Vantaggio ETF su singole azioni
Il mercato cinese come abbiamo visto è estremamente complesso, ricco di incognite specie nel breve, con dinamiche spesso avulse ai mercati occidentali; per questi motivi è necessario ridurre il rischio specifico sulla singola azione evitando di sommarlo a quello macro, ineliminabile esponendosi al Dragone.
- Potrebbe continuare un accanimento “speciale” solo su Alibaba proseguendo nel trattarlo come capro espiatorio del movimento imprenditoriale ultra-liberale. Punirne 1 per educarne 100.
- C’è il rischio che alcune nicchie risentano più di altre: è stato il caso delle aziende di videogiochi che hanno subito una repressione ulteriore, come la vietata fusione di Huya e DouYu (che pagano con un ribasso dell’80% nell’ultimo anno), ed i limiti orari di gioco imposti agli under 18 che fiaccano il settore anche in ottica futura.
- O il caso più brutale della nazionalizzazione di società di e-learning /istruzione privata, aziende come TAL Education Group hanno perso il -95% della capitalizzazione dai massimi raggiunti.
Rischio delisting
Un falso problema, oltre che poco probabile.
Un accordo normativo tra Cina ed USA per quotare aziende cinesi sul mercato statunitense è molto probabile accada semplicemente perché è una condizione win/win, ci guadagnerebbero entrambi.

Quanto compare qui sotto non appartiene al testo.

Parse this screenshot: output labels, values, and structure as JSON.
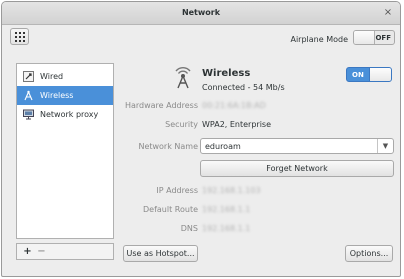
{
  "window": {
    "title": "Network",
    "close_glyph": "×"
  },
  "toolbar": {
    "airplane_label": "Airplane Mode",
    "airplane_toggle": "OFF"
  },
  "sidebar": {
    "items": [
      {
        "label": "Wired",
        "icon": "wired-icon"
      },
      {
        "label": "Wireless",
        "icon": "wireless-icon",
        "selected": true
      },
      {
        "label": "Network proxy",
        "icon": "proxy-icon"
      }
    ],
    "add_glyph": "+",
    "remove_glyph": "−"
  },
  "detail": {
    "name": "Wireless",
    "status": "Connected - 54 Mb/s",
    "toggle": "ON",
    "hardware_address_label": "Hardware Address",
    "hardware_address_value": "00:21:6A:1B:AD",
    "security_label": "Security",
    "security_value": "WPA2, Enterprise",
    "network_name_label": "Network Name",
    "network_name_value": "eduroam",
    "forget_button": "Forget Network",
    "ip_label": "IP Address",
    "ip_value": "192.168.1.103",
    "route_label": "Default Route",
    "route_value": "192.168.1.1",
    "dns_label": "DNS",
    "dns_value": "192.168.1.1"
  },
  "footer": {
    "hotspot_button": "Use as Hotspot...",
    "options_button": "Options..."
  },
  "colors": {
    "accent": "#4a90d9",
    "window_bg": "#ededed"
  }
}
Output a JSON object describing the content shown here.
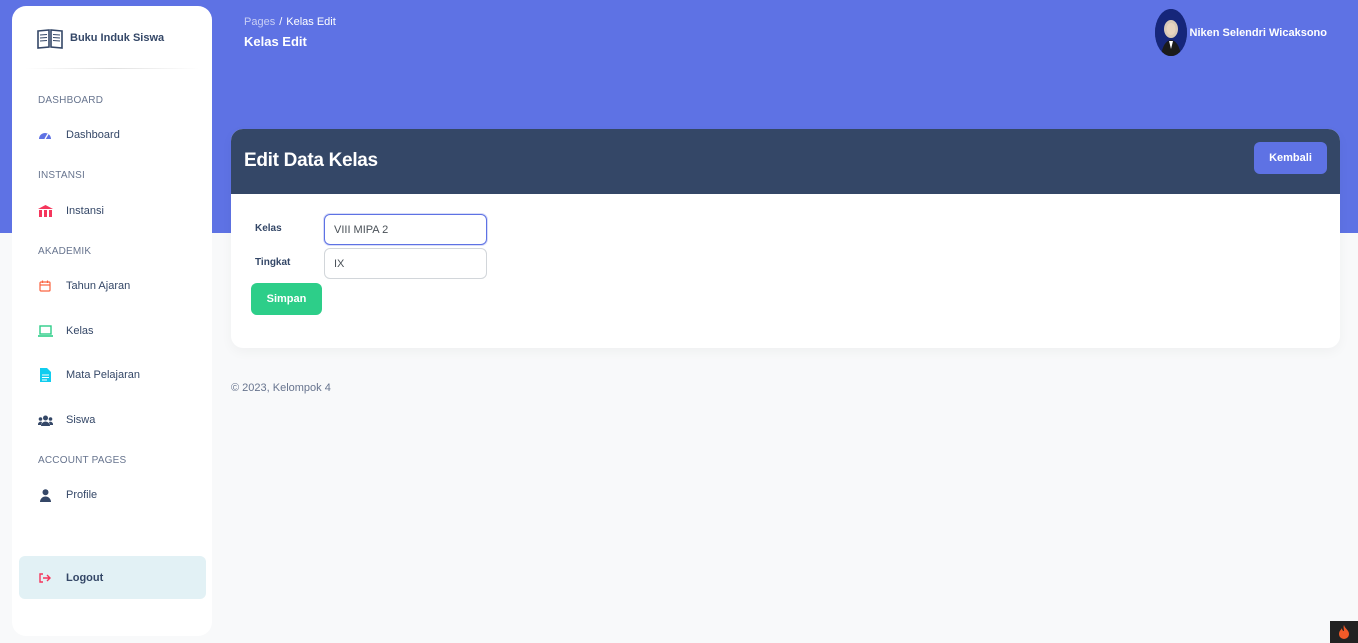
{
  "brand": {
    "name": "Buku Induk Siswa",
    "icon": "book-open-icon"
  },
  "sidebar": {
    "sections": {
      "dashboard": "DASHBOARD",
      "instansi": "INSTANSI",
      "akademik": "AKADEMIK",
      "account": "ACCOUNT PAGES"
    },
    "items": {
      "dashboard": {
        "label": "Dashboard",
        "icon": "gauge-icon",
        "color": "#5e72e4"
      },
      "instansi": {
        "label": "Instansi",
        "icon": "building-icon",
        "color": "#f5365c"
      },
      "tahun_ajaran": {
        "label": "Tahun Ajaran",
        "icon": "calendar-icon",
        "color": "#fb6340"
      },
      "kelas": {
        "label": "Kelas",
        "icon": "laptop-icon",
        "color": "#2dce89"
      },
      "mata_pelajaran": {
        "label": "Mata Pelajaran",
        "icon": "document-icon",
        "color": "#11cdef"
      },
      "siswa": {
        "label": "Siswa",
        "icon": "users-icon",
        "color": "#344767"
      },
      "profile": {
        "label": "Profile",
        "icon": "user-icon",
        "color": "#344767"
      }
    },
    "logout": {
      "label": "Logout",
      "icon": "sign-out-icon",
      "color": "#f5365c"
    }
  },
  "topbar": {
    "breadcrumb_parent": "Pages",
    "breadcrumb_separator": "/",
    "breadcrumb_current": "Kelas Edit",
    "page_title": "Kelas Edit",
    "user_name": "Niken Selendri Wicaksono"
  },
  "card": {
    "title": "Edit Data Kelas",
    "back_label": "Kembali",
    "fields": {
      "kelas": {
        "label": "Kelas",
        "value": "VIII MIPA 2"
      },
      "tingkat": {
        "label": "Tingkat",
        "value": "IX"
      }
    },
    "save_label": "Simpan"
  },
  "footer": {
    "text": "© 2023, Kelompok 4"
  },
  "colors": {
    "primary": "#5e72e4",
    "header_dark": "#344767",
    "success": "#2dce89",
    "logout_bg": "#e2f1f5"
  }
}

Le società cinesi otterrebbero un ulteriore accesso al credito tramite le borse americane, ed inoltre indebolirebbero la borsa di Hong Kong (loro obiettivo da tempo) “strappandole” dei titoli o quantomeno l’esclusiva. Gli americani, dal canto loro, manterrebbero l’accesso per investire su di un mercato in enorme espansione.

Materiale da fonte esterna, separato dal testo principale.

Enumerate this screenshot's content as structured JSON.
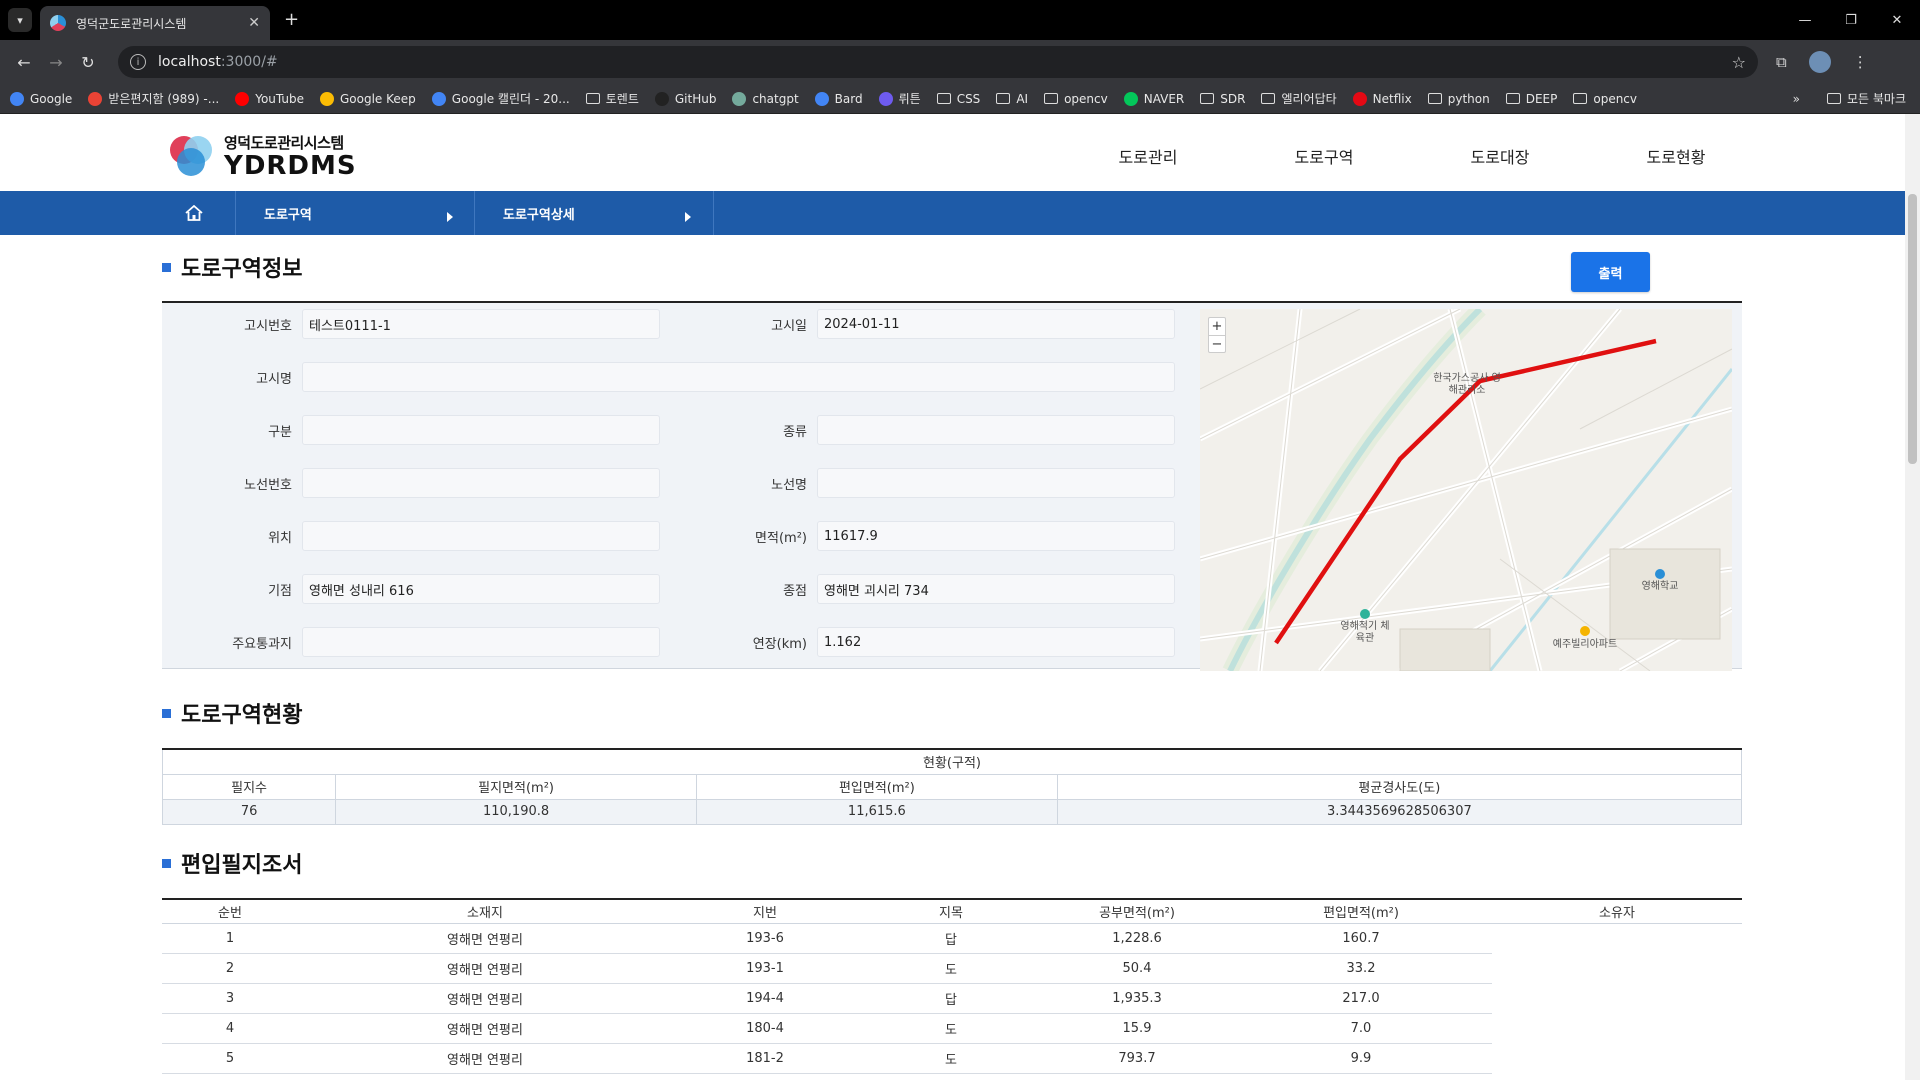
{
  "browser": {
    "tab_title": "영덕군도로관리시스템",
    "url_host": "localhost",
    "url_path": ":3000/#",
    "bookmarks": [
      {
        "label": "Google",
        "icon": "google-icon",
        "color": "#4285f4"
      },
      {
        "label": "받은편지함 (989) -...",
        "icon": "gmail-icon",
        "color": "#ea4335"
      },
      {
        "label": "YouTube",
        "icon": "youtube-icon",
        "color": "#ff0000"
      },
      {
        "label": "Google Keep",
        "icon": "keep-icon",
        "color": "#fbbc04"
      },
      {
        "label": "Google 캘린더 - 20...",
        "icon": "calendar-icon",
        "color": "#4285f4"
      },
      {
        "label": "토렌트",
        "icon": "folder-icon",
        "color": ""
      },
      {
        "label": "GitHub",
        "icon": "github-icon",
        "color": "#222222"
      },
      {
        "label": "chatgpt",
        "icon": "chatgpt-icon",
        "color": "#74aa9c"
      },
      {
        "label": "Bard",
        "icon": "bard-icon",
        "color": "#4285f4"
      },
      {
        "label": "뤼튼",
        "icon": "wrtn-icon",
        "color": "#6e5bf0"
      },
      {
        "label": "CSS",
        "icon": "folder-icon",
        "color": ""
      },
      {
        "label": "AI",
        "icon": "folder-icon",
        "color": ""
      },
      {
        "label": "opencv",
        "icon": "folder-icon",
        "color": ""
      },
      {
        "label": "NAVER",
        "icon": "naver-icon",
        "color": "#03c75a"
      },
      {
        "label": "SDR",
        "icon": "folder-icon",
        "color": ""
      },
      {
        "label": "엘리어답타",
        "icon": "folder-icon",
        "color": ""
      },
      {
        "label": "Netflix",
        "icon": "netflix-icon",
        "color": "#e50914"
      },
      {
        "label": "python",
        "icon": "folder-icon",
        "color": ""
      },
      {
        "label": "DEEP",
        "icon": "folder-icon",
        "color": ""
      },
      {
        "label": "opencv",
        "icon": "folder-icon",
        "color": ""
      }
    ],
    "all_bookmarks": "모든 북마크"
  },
  "site": {
    "logo_title": "영덕도로관리시스템",
    "logo_sub": "YDRDMS",
    "nav": [
      "도로관리",
      "도로구역",
      "도로대장",
      "도로현황"
    ]
  },
  "breadcrumb": [
    "도로구역",
    "도로구역상세"
  ],
  "info": {
    "title": "도로구역정보",
    "print_label": "출력",
    "fields": {
      "notice_no": {
        "label": "고시번호",
        "value": "테스트0111-1"
      },
      "notice_date": {
        "label": "고시일",
        "value": "2024-01-11"
      },
      "notice_name": {
        "label": "고시명",
        "value": ""
      },
      "division": {
        "label": "구분",
        "value": ""
      },
      "kind": {
        "label": "종류",
        "value": ""
      },
      "route_no": {
        "label": "노선번호",
        "value": ""
      },
      "route_name": {
        "label": "노선명",
        "value": ""
      },
      "location": {
        "label": "위치",
        "value": ""
      },
      "area": {
        "label": "면적(m²)",
        "value": "11617.9"
      },
      "start": {
        "label": "기점",
        "value": "영해면 성내리 616"
      },
      "end": {
        "label": "종점",
        "value": "영해면 괴시리 734"
      },
      "via": {
        "label": "주요통과지",
        "value": ""
      },
      "length": {
        "label": "연장(km)",
        "value": "1.162"
      }
    },
    "map": {
      "zoom_in": "+",
      "zoom_out": "−",
      "labels": [
        "한국가스공사 영해관리소",
        "영해학교",
        "영해적기 체육관",
        "예주빌리아파트"
      ],
      "route_color": "#e01010"
    }
  },
  "status": {
    "title": "도로구역현황",
    "group_header": "현황(구적)",
    "headers": [
      "필지수",
      "필지면적(m²)",
      "편입면적(m²)",
      "평균경사도(도)"
    ],
    "values": [
      "76",
      "110,190.8",
      "11,615.6",
      "3.3443569628506307"
    ]
  },
  "parcels": {
    "title": "편입필지조서",
    "headers": [
      "순번",
      "소재지",
      "지번",
      "지목",
      "공부면적(m²)",
      "편입면적(m²)",
      "소유자"
    ],
    "rows": [
      [
        "1",
        "영해면 연평리",
        "193-6",
        "답",
        "1,228.6",
        "160.7",
        ""
      ],
      [
        "2",
        "영해면 연평리",
        "193-1",
        "도",
        "50.4",
        "33.2",
        ""
      ],
      [
        "3",
        "영해면 연평리",
        "194-4",
        "답",
        "1,935.3",
        "217.0",
        ""
      ],
      [
        "4",
        "영해면 연평리",
        "180-4",
        "도",
        "15.9",
        "7.0",
        ""
      ],
      [
        "5",
        "영해면 연평리",
        "181-2",
        "도",
        "793.7",
        "9.9",
        ""
      ]
    ]
  }
}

Worst Scenario, ovvero si concretizza la remota possibilità del delisting… Tencent, attualmente quotata su Hong Kong e nel mercato OTC se la passi male?
E’ semplicemente la decima società più capitalizzata al mondo, non proprio una penny stock!
Veri rischi long term
Due cigni neri altamente improbabili.
Nazionalizzazione totale, smantellamento completo della proprietà privata, ritorno al Comunismo puro.
Un’inversione di rotta completa dal capitalismo sociale, pragmatico e di ampio respiro a cui ci ha abituato la Cina tecnocrate.
Invasione Taiwan, la Cina ha osservato con attenzione il compattarsi dell’Occidente contro l’aggressione russa nei confronti dell’Ucraina; non vuole e non può permettersi (almeno per ora) una ferita così profonda alla sua economia e alla sua reputazione.